Click here for photos from Water 4 All workshop.

Click here for photos from Rockin’ Reactions workshop.

Two workshops delivered by the Queensland Minerals and Energy Academy (QMEA) this week will see Roma students become water whizzes and geology rockstars, thanks to support from Senex Energy.

The QMEA, the education arm of the Queensland Resources Council (QRC) is delivering its Water 4 All and Rockin’ Reactions workshops to year seven and eight students from Roma State College, and St John’s Catholic School.

QRC Director of Skills, Education and Diversity, Ms Katrina-Lee Jones said about 50 students are learning about the importance of water management and geology from a resources industry context over two days of exciting activities.

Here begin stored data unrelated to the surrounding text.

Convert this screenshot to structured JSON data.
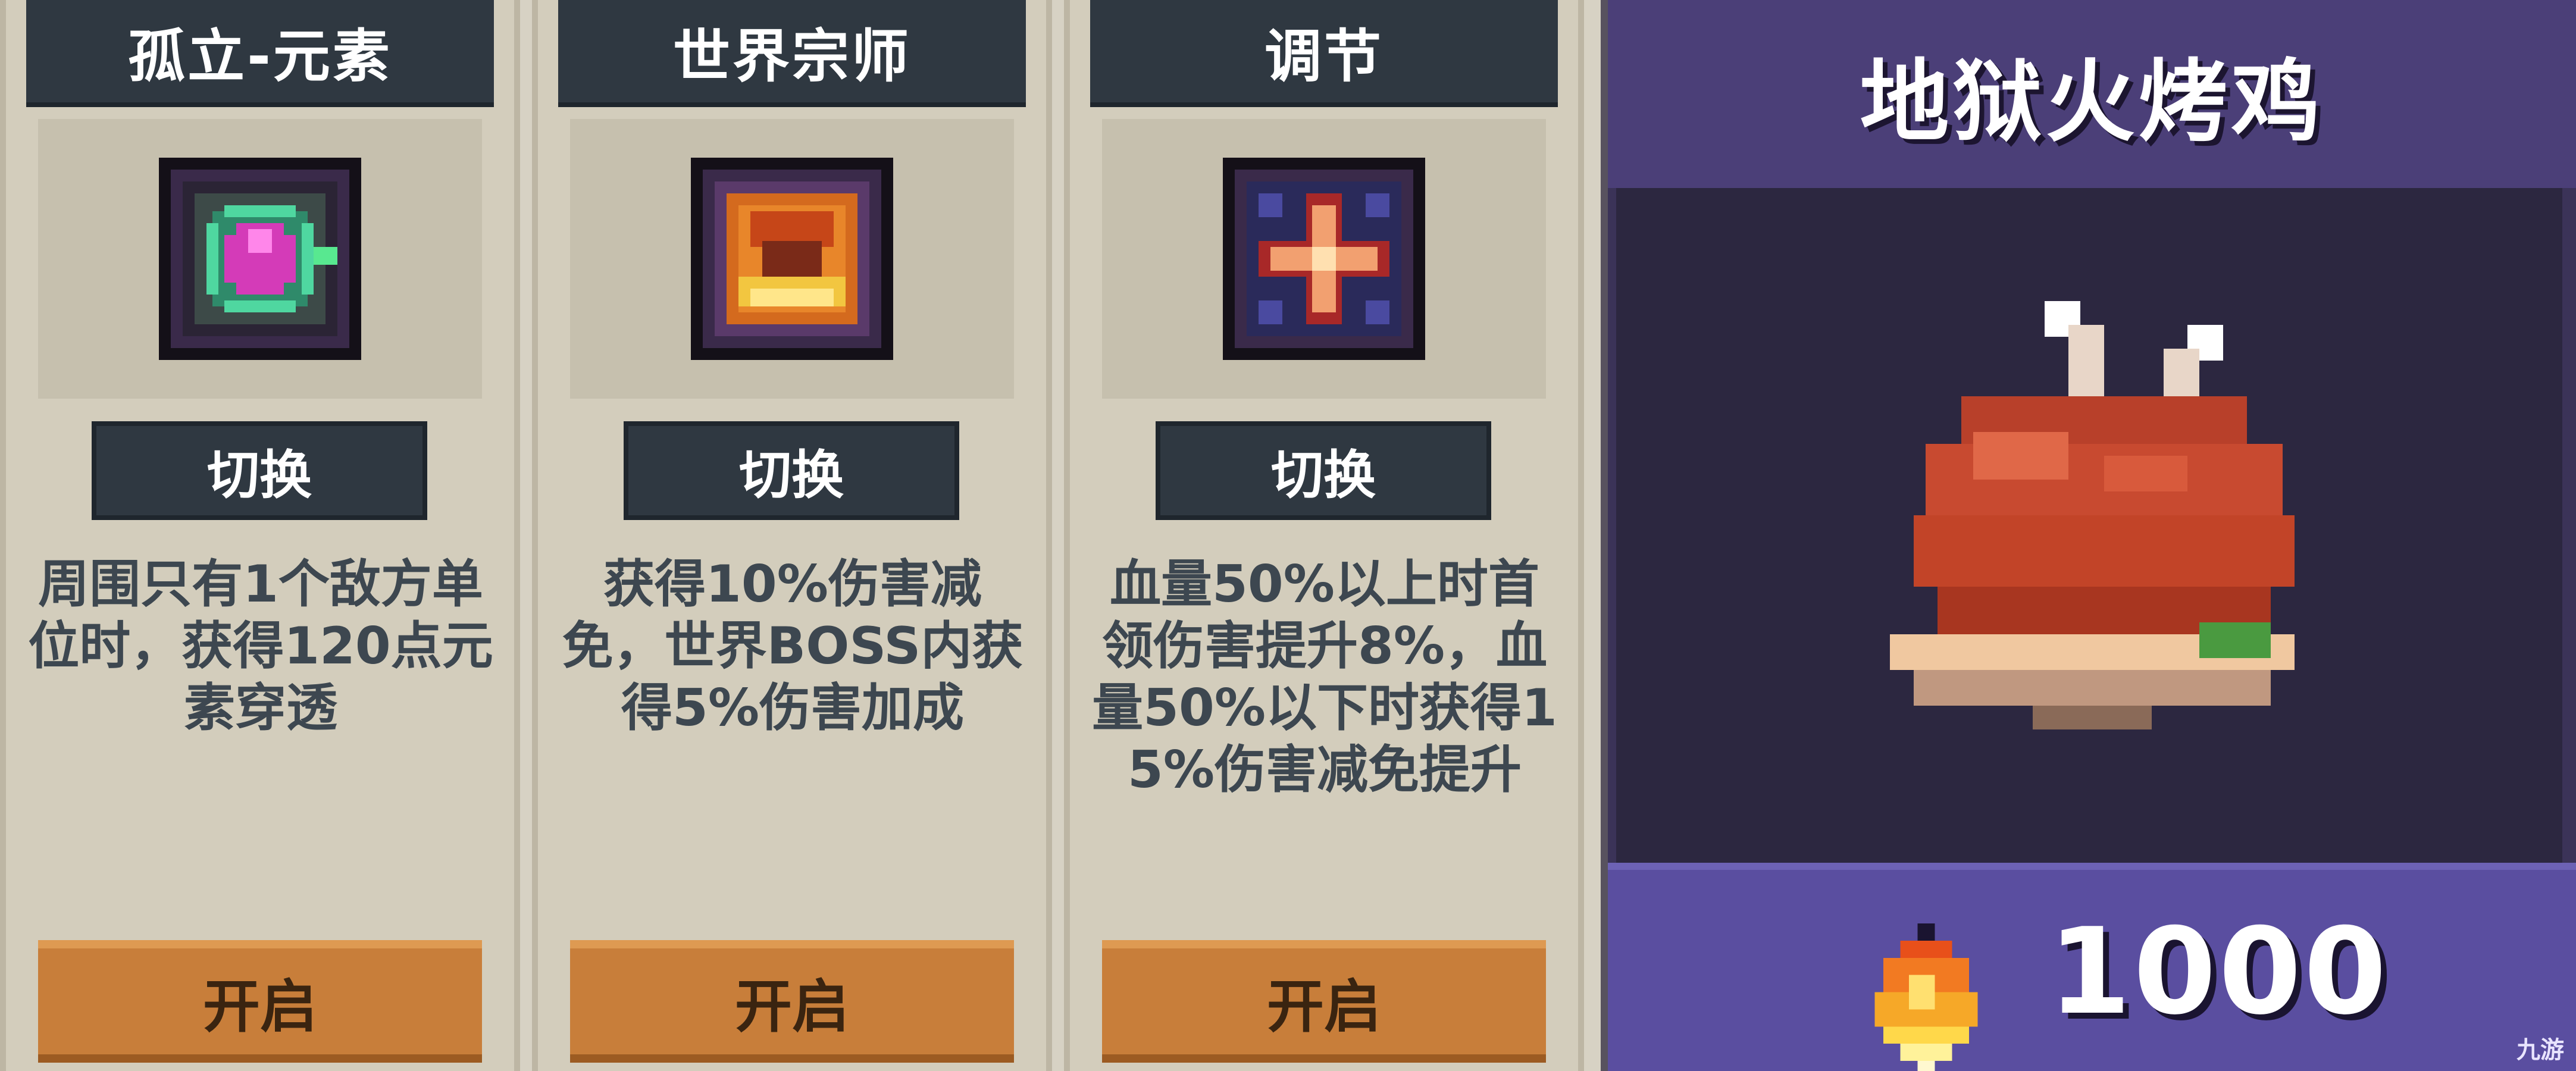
{
  "cards": [
    {
      "title": "孤立-元素",
      "icon": "green-element-gem-icon",
      "switch_label": "切换",
      "description": "周围只有1个敌方单位时，获得120点元素穿透",
      "open_label": "开启"
    },
    {
      "title": "世界宗师",
      "icon": "golden-master-emblem-icon",
      "switch_label": "切换",
      "description": "获得10%伤害减免，世界BOSS内获得5%伤害加成",
      "open_label": "开启"
    },
    {
      "title": "调节",
      "icon": "red-cross-star-icon",
      "switch_label": "切换",
      "description": "血量50%以上时首领伤害提升8%，血量50%以下时获得15%伤害减免提升",
      "open_label": "开启"
    }
  ],
  "shop_item": {
    "name": "地狱火烤鸡",
    "image": "roast-chicken-icon",
    "currency_icon": "fire-gem-icon",
    "price": "1000"
  },
  "watermark": "九游",
  "colors": {
    "card_header": "#2f3841",
    "open_button": "#c87e3a",
    "shop_panel": "#4b3f78",
    "price_bar": "#5a4ea0"
  }
}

“During Water 4 All today, year 7 students from Roma State College are working alongside representatives from Senex to understand different water treatment methods, particularly from a water conservation and efficiency perspective,” Ms Jones said.

“Year 8 students will then explore the conditions under which rocks are formed and use simulated air drills to investigate how rock samples are taken by geologists, during Rockin’ Reactions at St John’s Catholic School tomorrow.”

Senex Energy Community Relations Manager Trevor Robertson said these workshops are a great forum to show students how the fundamentals of science, technology, engineering and maths are applied outside the classroom.

“Supporting skills development in schools benefits Roma students and, ultimately, supports the entire community by enabling young people to have stable, well-paid jobs and a long-term future in their hometowns,” Mr Robertson said.

“It’s fantastic to have representatives from Senex Energy at these workshops to encourage the students in their STEM education and share their experiences of rewarding career opportunities in our company and the resources sector.”

Roma State College Principal, Mr Guy Hendriks said students are particularly excited about the ‘Watch it Cool’ component of the Rockin’ Reactions workshop tomorrow.

“Students will be tasked with analysing the differences between crystal size and shape using a microscope and will then sketch these different structures as part of their assessment,” Mr Hendriks said.

“They’re really eager to see how the school science curriculum can be applied to solve challenges in a real-world scenario.”

As Australia’s largest and most successful industry-led education and schools training initiative, the QMEA seeks to broaden student and teacher knowledge of career opportunities in resources.

The academy encourages a talent pipeline of employees into vocational and professional careers, with a focus on female and Indigenous participation. The QMEA currently engages with 90 schools and is a partnership between the QRC and the Queensland Government under its Gateway to Industry Schools program.